The Seven (7) Top Tips for Exciting and Fun Relationships—with Others and with Yourself

By Rev. Richard Kent Matthews

 “For when I can love all of me, I can love all of you.” Debby Ford, author, The Dark Side of the Light Chasers

Growing up in a rather fundamentalist Christian environment, I was often told that I must love others. I was also told what a sinner and depraved person I was, which set up a contradiction: If I have no real love for myself, how can I share anything with anyone else? That question finally led me out of fundamentalism and into a new reality. I realized that only a complete acceptance of myself, flaws and all, would allow me to build and share love with the rest of the world. I chose that path and have never looked backward.

Self-love, then, is not the sin, but the savior.*

So, before you can really love anyone else, without hesitation or selfish motives, it’s imperative that you come into a fuller and more robust relationship with yourself.  It sounds selfish, I know, but it’s essential. You cannot give what you do not possess. You will be challenged, though. Not everyone will be ready to accept the new you. So…

1. Continue to cultivate and nourish loving relationships with family and friends. At the same time, make sure everyone knows your boundaries. When you hear preaching, and you will, retreat without battle. Just not in fear or defeat. You count. Never forget it.

2. Spend time with people who are actively involved in something meaningful. Volunteering is a great place to find such folks. Choose your venues wisely, though. Some volunteer organizations just want you as a grunt. None of that, please. Unless you like grunt work, of course. Jimmy Carter and Habitat For Humanity, for instance, do all kinds of grunt work when building the houses.

3. Have more fun, smile, laugh genuinely, enjoy comedy, stay lighthearted. Did you know you can practice laughing in the mirror? At first it seems ludicrous. But as you get used to it, not so much.
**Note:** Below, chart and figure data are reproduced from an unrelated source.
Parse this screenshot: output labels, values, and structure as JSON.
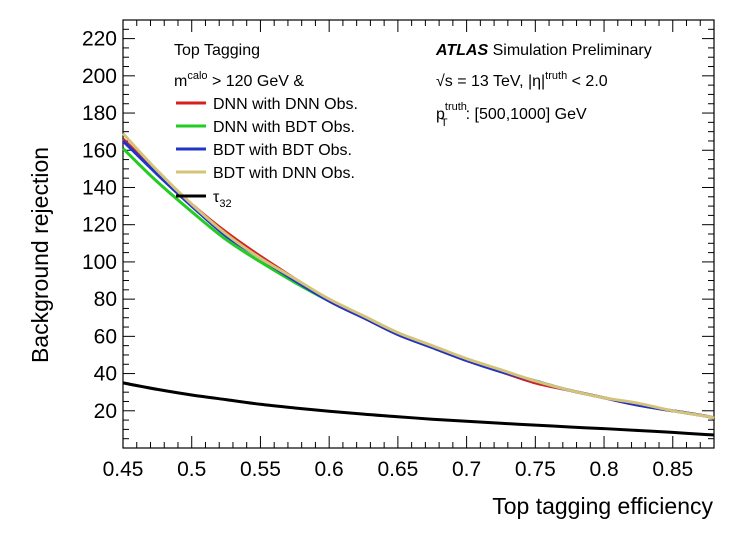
{
  "chart_data": {
    "type": "line",
    "xlabel": "Top tagging efficiency",
    "ylabel": "Background rejection",
    "xlim": [
      0.45,
      0.88
    ],
    "ylim": [
      0,
      230
    ],
    "xticks": [
      0.45,
      0.5,
      0.55,
      0.6,
      0.65,
      0.7,
      0.75,
      0.8,
      0.85
    ],
    "xtick_labels": [
      "0.45",
      "0.5",
      "0.55",
      "0.6",
      "0.65",
      "0.7",
      "0.75",
      "0.8",
      "0.85"
    ],
    "yticks": [
      20,
      40,
      60,
      80,
      100,
      120,
      140,
      160,
      180,
      200,
      220
    ],
    "ytick_labels": [
      "20",
      "40",
      "60",
      "80",
      "100",
      "120",
      "140",
      "160",
      "180",
      "200",
      "220"
    ],
    "grid": false,
    "legend_position": "top-left",
    "legend": {
      "header": "Top Tagging",
      "cut_prefix": "m",
      "cut_sup": "calo",
      "cut_suffix": " > 120 GeV &"
    },
    "annotations": {
      "atlas": "ATLAS",
      "atlas_suffix": " Simulation Preliminary",
      "energy_line": "√s = 13 TeV, |η|",
      "energy_sup": "truth",
      "energy_suffix": " < 2.0",
      "pt_prefix": "p",
      "pt_sub": "T",
      "pt_sup": "truth",
      "pt_suffix": ": [500,1000] GeV"
    },
    "x": [
      0.45,
      0.475,
      0.5,
      0.525,
      0.55,
      0.575,
      0.6,
      0.625,
      0.65,
      0.675,
      0.7,
      0.725,
      0.75,
      0.775,
      0.8,
      0.825,
      0.85,
      0.875,
      0.88
    ],
    "series": [
      {
        "name": "DNN with DNN Obs.",
        "color": "#d62020",
        "values": [
          166,
          148,
          131,
          116,
          103,
          91,
          79,
          70,
          61,
          54,
          47,
          41,
          35,
          31,
          27,
          23,
          20,
          17,
          16
        ]
      },
      {
        "name": "DNN with BDT Obs.",
        "color": "#22cc22",
        "values": [
          161,
          143,
          127,
          112,
          100,
          89,
          79,
          70,
          61,
          54,
          47,
          41,
          36,
          31,
          27,
          23,
          20,
          17,
          16
        ]
      },
      {
        "name": "BDT with BDT Obs.",
        "color": "#2233cc",
        "values": [
          165,
          147,
          130,
          114,
          102,
          90,
          79,
          70,
          61,
          54,
          47,
          41,
          36,
          31,
          27,
          23,
          20,
          17,
          16
        ]
      },
      {
        "name": "BDT with DNN Obs.",
        "color": "#d4c47a",
        "values": [
          169,
          149,
          131,
          115,
          102,
          91,
          80,
          71,
          62,
          55,
          48,
          42,
          36,
          31,
          27,
          24,
          20,
          17,
          16
        ]
      },
      {
        "name": "τ32",
        "label_main": "τ",
        "label_sub": "32",
        "color": "#000000",
        "values": [
          35,
          31.5,
          28.5,
          26,
          23.5,
          21.5,
          19.8,
          18.2,
          16.8,
          15.5,
          14.4,
          13.3,
          12.3,
          11.3,
          10.4,
          9.4,
          8.4,
          7.2,
          7
        ]
      }
    ]
  }
}
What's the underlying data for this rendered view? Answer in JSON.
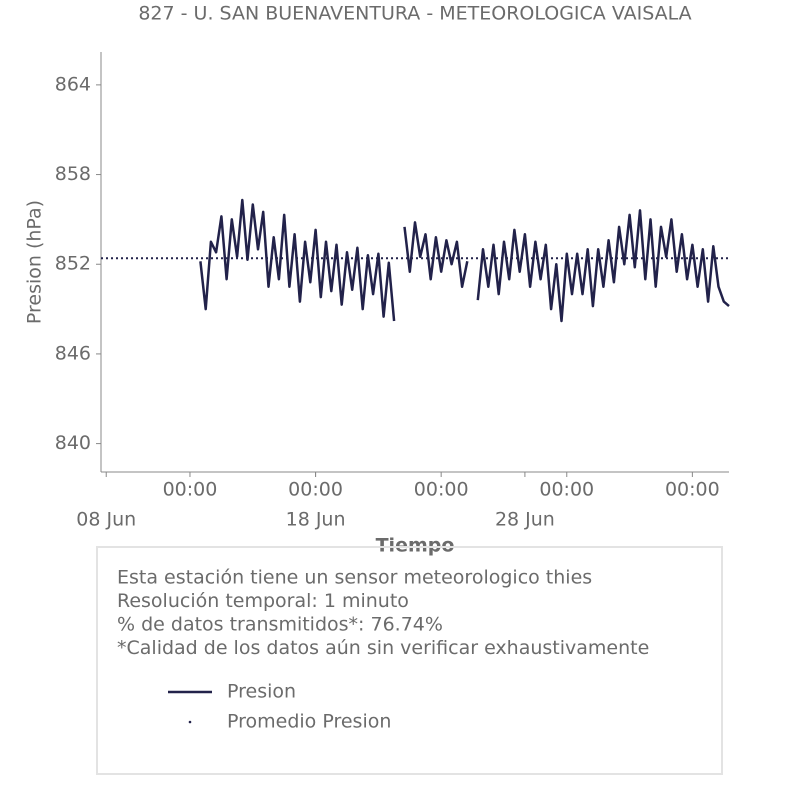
{
  "chart_data": {
    "type": "line",
    "title": "827 - U. SAN BUENAVENTURA - METEOROLOGICA VAISALA",
    "x_label": "Tiempo",
    "y_label": "Presion (hPa)",
    "xlim": [
      7.75,
      37.75
    ],
    "ylim": [
      838.1,
      866.2
    ],
    "yticks": [
      840,
      846,
      852,
      858,
      864
    ],
    "xticks": [
      {
        "value": 12,
        "label": "00:00"
      },
      {
        "value": 18,
        "label": "00:00"
      },
      {
        "value": 24,
        "label": "00:00"
      },
      {
        "value": 30,
        "label": "00:00"
      },
      {
        "value": 36,
        "label": "00:00"
      }
    ],
    "xticks_minor": [
      {
        "value": 8,
        "label": "08 Jun"
      },
      {
        "value": 18,
        "label": "18 Jun"
      },
      {
        "value": 28,
        "label": "28 Jun"
      }
    ],
    "grid": false,
    "x": [
      12.5,
      12.75,
      13,
      13.25,
      13.5,
      13.75,
      14,
      14.25,
      14.5,
      14.75,
      15,
      15.25,
      15.5,
      15.75,
      16,
      16.25,
      16.5,
      16.75,
      17,
      17.25,
      17.5,
      17.75,
      18,
      18.25,
      18.5,
      18.75,
      19,
      19.25,
      19.5,
      19.75,
      20,
      20.25,
      20.5,
      20.75,
      21,
      21.25,
      21.5,
      21.75,
      22,
      22.25,
      22.5,
      22.75,
      23,
      23.25,
      23.5,
      23.75,
      24,
      24.25,
      24.5,
      24.75,
      25,
      25.25,
      25.5,
      25.75,
      26,
      26.25,
      26.5,
      26.75,
      27,
      27.25,
      27.5,
      27.75,
      28,
      28.25,
      28.5,
      28.75,
      29,
      29.25,
      29.5,
      29.75,
      30,
      30.25,
      30.5,
      30.75,
      31,
      31.25,
      31.5,
      31.75,
      32,
      32.25,
      32.5,
      32.75,
      33,
      33.25,
      33.5,
      33.75,
      34,
      34.25,
      34.5,
      34.75,
      35,
      35.25,
      35.5,
      35.75,
      36,
      36.25,
      36.5,
      36.75,
      37,
      37.25,
      37.5,
      37.75
    ],
    "series": [
      {
        "name": "Presion",
        "color": "#22224a",
        "style": "solid",
        "values": [
          852.2,
          849,
          853.5,
          852.8,
          855.2,
          851,
          855,
          852.5,
          856.3,
          852.3,
          856,
          853,
          855.5,
          850.5,
          853.8,
          851,
          855.3,
          850.5,
          854,
          849.5,
          853.5,
          850.8,
          854.3,
          849.8,
          853.5,
          850.2,
          853.3,
          849.3,
          852.8,
          850.3,
          853.1,
          849,
          852.6,
          850,
          852.7,
          848.5,
          852.1,
          848.2,
          null,
          854.5,
          851.5,
          854.8,
          852.5,
          854,
          851,
          853.8,
          851.5,
          853.6,
          852,
          853.5,
          850.5,
          852.2,
          null,
          849.6,
          853,
          850.5,
          853.3,
          850,
          853.5,
          851,
          854.3,
          851.5,
          854,
          850.5,
          853.5,
          851,
          853.3,
          849,
          852,
          848.2,
          852.7,
          850,
          852.7,
          850,
          853,
          849.2,
          853,
          850.5,
          853.6,
          850.8,
          854.5,
          852,
          855.3,
          851.8,
          855.6,
          851,
          855,
          850.5,
          854.5,
          852.5,
          855,
          851.5,
          854,
          851,
          853.3,
          850.5,
          853,
          849.5,
          853.2,
          850.5,
          849.5,
          849.2
        ]
      },
      {
        "name": "Promedio Presion",
        "color": "#22224a",
        "style": "dotted",
        "value": 852.4
      }
    ]
  },
  "info": {
    "lines": [
      "Esta estación tiene un sensor meteorologico thies",
      "Resolución temporal: 1 minuto",
      "% de datos transmitidos*: 76.74%",
      "*Calidad de los datos aún sin verificar exhaustivamente"
    ]
  }
}
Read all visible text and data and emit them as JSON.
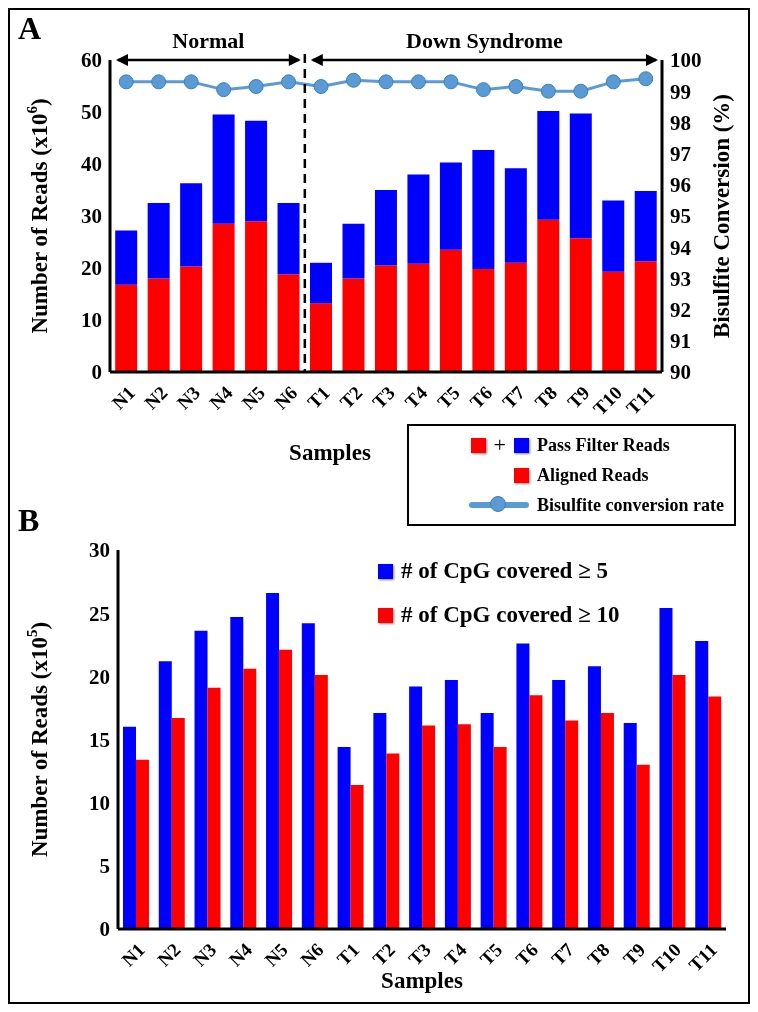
{
  "chart_data": [
    {
      "type": "bar",
      "title": "A",
      "xlabel": "Samples",
      "ylabel": "Number of Reads (x10$^{6}$)",
      "y2label": "Bisulfite Conversion (%)",
      "categories": [
        "N1",
        "N2",
        "N3",
        "N4",
        "N5",
        "N6",
        "T1",
        "T2",
        "T3",
        "T4",
        "T5",
        "T6",
        "T7",
        "T8",
        "T9",
        "T10",
        "T11"
      ],
      "stacked": true,
      "series": [
        {
          "name": "Aligned Reads",
          "color": "#ff0000",
          "values": [
            16.8,
            18,
            20.3,
            28.5,
            29,
            18.8,
            13.2,
            18,
            20.5,
            20.8,
            23.5,
            19.8,
            21,
            29.3,
            25.7,
            19.3,
            21.3
          ]
        },
        {
          "name": "Pass Filter Reads",
          "color": "#0000ff",
          "values": [
            10.4,
            14.5,
            16,
            21,
            19.3,
            13.7,
            7.8,
            10.5,
            14.5,
            17.2,
            16.8,
            22.9,
            18.2,
            20.9,
            24,
            13.7,
            13.5
          ]
        },
        {
          "name": "Bisulfite conversion rate",
          "type": "line",
          "axis": "y2",
          "color": "#5b9bd5",
          "values": [
            99.3,
            99.3,
            99.3,
            99.05,
            99.15,
            99.3,
            99.15,
            99.35,
            99.3,
            99.3,
            99.3,
            99.05,
            99.15,
            99.0,
            99.0,
            99.3,
            99.4
          ]
        }
      ],
      "ylim": [
        0,
        60
      ],
      "yticks": [
        0,
        10,
        20,
        30,
        40,
        50,
        60
      ],
      "y2lim": [
        90,
        100
      ],
      "y2ticks": [
        90,
        91,
        92,
        93,
        94,
        95,
        96,
        97,
        98,
        99,
        100
      ],
      "marker": "circle",
      "legend": "bottom right",
      "annotations": [
        "Normal",
        "Down Syndrome",
        "+"
      ],
      "ref_lines": [
        {
          "axis": "x",
          "value": "T1",
          "line_style": "dashed",
          "color": "#000000"
        }
      ]
    },
    {
      "type": "bar",
      "title": "B",
      "xlabel": "Samples",
      "ylabel": "Number of Reads (x10$^{5}$)",
      "categories": [
        "N1",
        "N2",
        "N3",
        "N4",
        "N5",
        "N6",
        "T1",
        "T2",
        "T3",
        "T4",
        "T5",
        "T6",
        "T7",
        "T8",
        "T9",
        "T10",
        "T11"
      ],
      "series": [
        {
          "name": "# of CpG covered ≥ 5",
          "color": "#0000ff",
          "values": [
            16,
            21.2,
            23.6,
            24.7,
            26.6,
            24.2,
            14.4,
            17.1,
            19.2,
            19.7,
            17.1,
            22.6,
            19.7,
            20.8,
            16.3,
            25.4,
            22.8
          ]
        },
        {
          "name": "# of CpG covered ≥ 10",
          "color": "#ff0000",
          "values": [
            13.4,
            16.7,
            19.1,
            20.6,
            22.1,
            20.1,
            11.4,
            13.9,
            16.1,
            16.2,
            14.4,
            18.5,
            16.5,
            17.1,
            13.0,
            20.1,
            18.4
          ]
        }
      ],
      "ylim": [
        0,
        30
      ],
      "yticks": [
        0,
        5,
        10,
        15,
        20,
        25,
        30
      ],
      "legend": "top right"
    }
  ]
}
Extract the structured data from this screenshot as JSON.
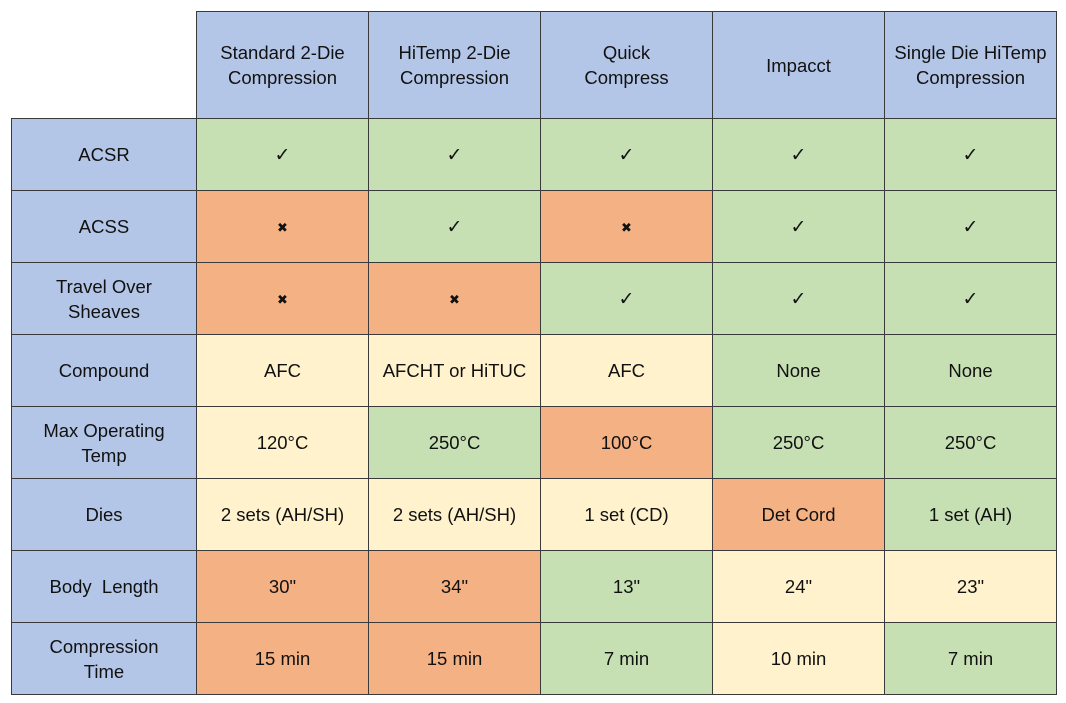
{
  "columns": [
    [
      "Standard 2-Die",
      "Compression"
    ],
    [
      "HiTemp 2-Die",
      "Compression"
    ],
    [
      "Quick",
      "Compress"
    ],
    [
      "Impacct"
    ],
    [
      "Single Die HiTemp",
      "Compression"
    ]
  ],
  "rows": [
    {
      "label": [
        "ACSR"
      ],
      "cells": [
        {
          "text": "✓",
          "status": "good",
          "kind": "check"
        },
        {
          "text": "✓",
          "status": "good",
          "kind": "check"
        },
        {
          "text": "✓",
          "status": "good",
          "kind": "check"
        },
        {
          "text": "✓",
          "status": "good",
          "kind": "check"
        },
        {
          "text": "✓",
          "status": "good",
          "kind": "check"
        }
      ]
    },
    {
      "label": [
        "ACSS"
      ],
      "cells": [
        {
          "text": "✖",
          "status": "bad",
          "kind": "cross"
        },
        {
          "text": "✓",
          "status": "good",
          "kind": "check"
        },
        {
          "text": "✖",
          "status": "bad",
          "kind": "cross"
        },
        {
          "text": "✓",
          "status": "good",
          "kind": "check"
        },
        {
          "text": "✓",
          "status": "good",
          "kind": "check"
        }
      ]
    },
    {
      "label": [
        "Travel Over",
        "Sheaves"
      ],
      "cells": [
        {
          "text": "✖",
          "status": "bad",
          "kind": "cross"
        },
        {
          "text": "✖",
          "status": "bad",
          "kind": "cross"
        },
        {
          "text": "✓",
          "status": "good",
          "kind": "check"
        },
        {
          "text": "✓",
          "status": "good",
          "kind": "check"
        },
        {
          "text": "✓",
          "status": "good",
          "kind": "check"
        }
      ]
    },
    {
      "label": [
        "Compound"
      ],
      "cells": [
        {
          "text": "AFC",
          "status": "neutral"
        },
        {
          "text": "AFCHT or HiTUC",
          "status": "neutral"
        },
        {
          "text": "AFC",
          "status": "neutral"
        },
        {
          "text": "None",
          "status": "good"
        },
        {
          "text": "None",
          "status": "good"
        }
      ]
    },
    {
      "label": [
        "Max Operating",
        "Temp"
      ],
      "cells": [
        {
          "text": "120°C",
          "status": "neutral"
        },
        {
          "text": "250°C",
          "status": "good"
        },
        {
          "text": "100°C",
          "status": "bad"
        },
        {
          "text": "250°C",
          "status": "good"
        },
        {
          "text": "250°C",
          "status": "good"
        }
      ]
    },
    {
      "label": [
        "Dies"
      ],
      "cells": [
        {
          "text": "2 sets (AH/SH)",
          "status": "neutral"
        },
        {
          "text": "2 sets (AH/SH)",
          "status": "neutral"
        },
        {
          "text": "1 set (CD)",
          "status": "neutral"
        },
        {
          "text": "Det Cord",
          "status": "bad"
        },
        {
          "text": "1 set (AH)",
          "status": "good"
        }
      ]
    },
    {
      "label": [
        "Body  Length"
      ],
      "cells": [
        {
          "text": "30\"",
          "status": "bad"
        },
        {
          "text": "34\"",
          "status": "bad"
        },
        {
          "text": "13\"",
          "status": "good"
        },
        {
          "text": "24\"",
          "status": "neutral"
        },
        {
          "text": "23\"",
          "status": "neutral"
        }
      ]
    },
    {
      "label": [
        "Compression",
        "Time"
      ],
      "cells": [
        {
          "text": "15 min",
          "status": "bad"
        },
        {
          "text": "15 min",
          "status": "bad"
        },
        {
          "text": "7 min",
          "status": "good"
        },
        {
          "text": "10 min",
          "status": "neutral"
        },
        {
          "text": "7 min",
          "status": "good"
        }
      ]
    }
  ],
  "status_colors": {
    "header": "#b4c6e7",
    "good": "#c6e0b4",
    "bad": "#f4b183",
    "neutral": "#fff2cc"
  }
}
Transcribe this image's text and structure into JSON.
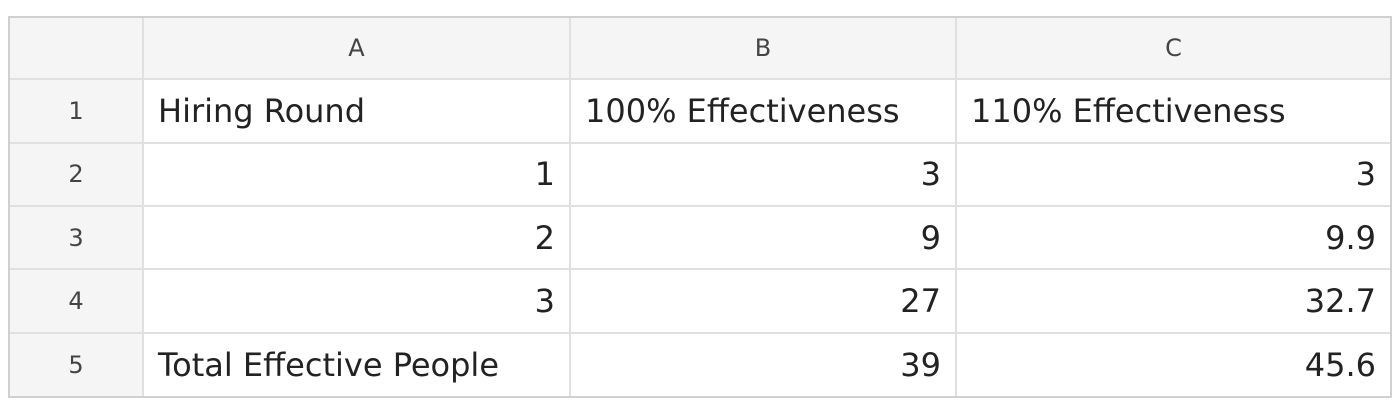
{
  "columns": [
    "A",
    "B",
    "C"
  ],
  "rows": [
    {
      "num": "1",
      "cells": [
        "Hiring Round",
        "100% Effectiveness",
        "110% Effectiveness"
      ],
      "align": [
        "text",
        "text",
        "text"
      ]
    },
    {
      "num": "2",
      "cells": [
        "1",
        "3",
        "3"
      ],
      "align": [
        "num",
        "num",
        "num"
      ]
    },
    {
      "num": "3",
      "cells": [
        "2",
        "9",
        "9.9"
      ],
      "align": [
        "num",
        "num",
        "num"
      ]
    },
    {
      "num": "4",
      "cells": [
        "3",
        "27",
        "32.7"
      ],
      "align": [
        "num",
        "num",
        "num"
      ]
    },
    {
      "num": "5",
      "cells": [
        "Total Effective People",
        "39",
        "45.6"
      ],
      "align": [
        "text",
        "num",
        "num"
      ]
    }
  ]
}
Plus, you find yourself smiling more after you’ve practiced laughing for a while. And when you smile more, your wrinkles will be in all the right places when you get older! No Botox necessary.

4. Release resentment and any sense of vengeance. Don’t take it all so seriously, including yourself—mostly. Resentment and vengeance, that is, unforgiveness may seem oh so essential to your sense of dignity and pride, but in reality, they damage such things as brain cells, blood vessels, heart muscle, and nerve cells—YOUR cells. And they wear on other relationships that mean much to you. Not to mention, such emotions often lead to violence, imprisonment, even death. Take heed. 

5. As much as is possible, don’t do what you don’t want to do. It doesn’t mean that occasionally you won’t compromise. You’ll go to dinner at your spouse’s or date’s choice of eateries, you’ll play ball with your son when you want to watch the game on TV. But for the most part, avoid what makes you less than content. Don’t work too hard at it. Just be aware.

6. Create your own calling and be true to it. Take time to reflect on your life and your place in it. The ‘experts’ all say you have a purpose. Maybe, but not one imposed upon you by some outside source or force. Except one: To be of service to the world. (You’re included in ‘the world.’) How you do that is up to you. It depends on your dreams, inner urgings, desires, all of it. You can create your own purpose, your own mission, your own calling. No one knows you better than you. My suggestion is, just make it a good one. You will.

7. Your life is a gift, no matter how difficult it may seem at times. When you live in, and walk in, gratitude, appreciation, and acceptance of what is, you experience new levels of joy and abundance. It’s like, a law or something. You can then turn around and share again with others. Because you know that giving and receiving is one single principle. Oh, you didn’t know that? You do now!

Sometimes we think we don’t really have anything to offer to the world, that our particular ‘gifts’ or talents aren’t meaningful or useful. We soak in our own self-pity. Next time you start feeling sorry for yourself, think Stephen Hawking, successful physicist with ALS, who died at 76 on March 13, 2018. When first diagnosed, he was not expected to live very long. But he fooled everyone, including himself. His body was broken to the point that he could only move his eyes to help him communicate through high tech machinery. Yet he made some of the most incredible additions and discoveries in the field of physics that rival Newton, Einstein and a host of others.

Your body is probably not broken like Hawking’s. You stand without excuse.

Time to awaken and connect to your own lovable and valuable self.

Any questions?

*Please don’t confuse self-love here with narcissism. That’s a whole different ball game.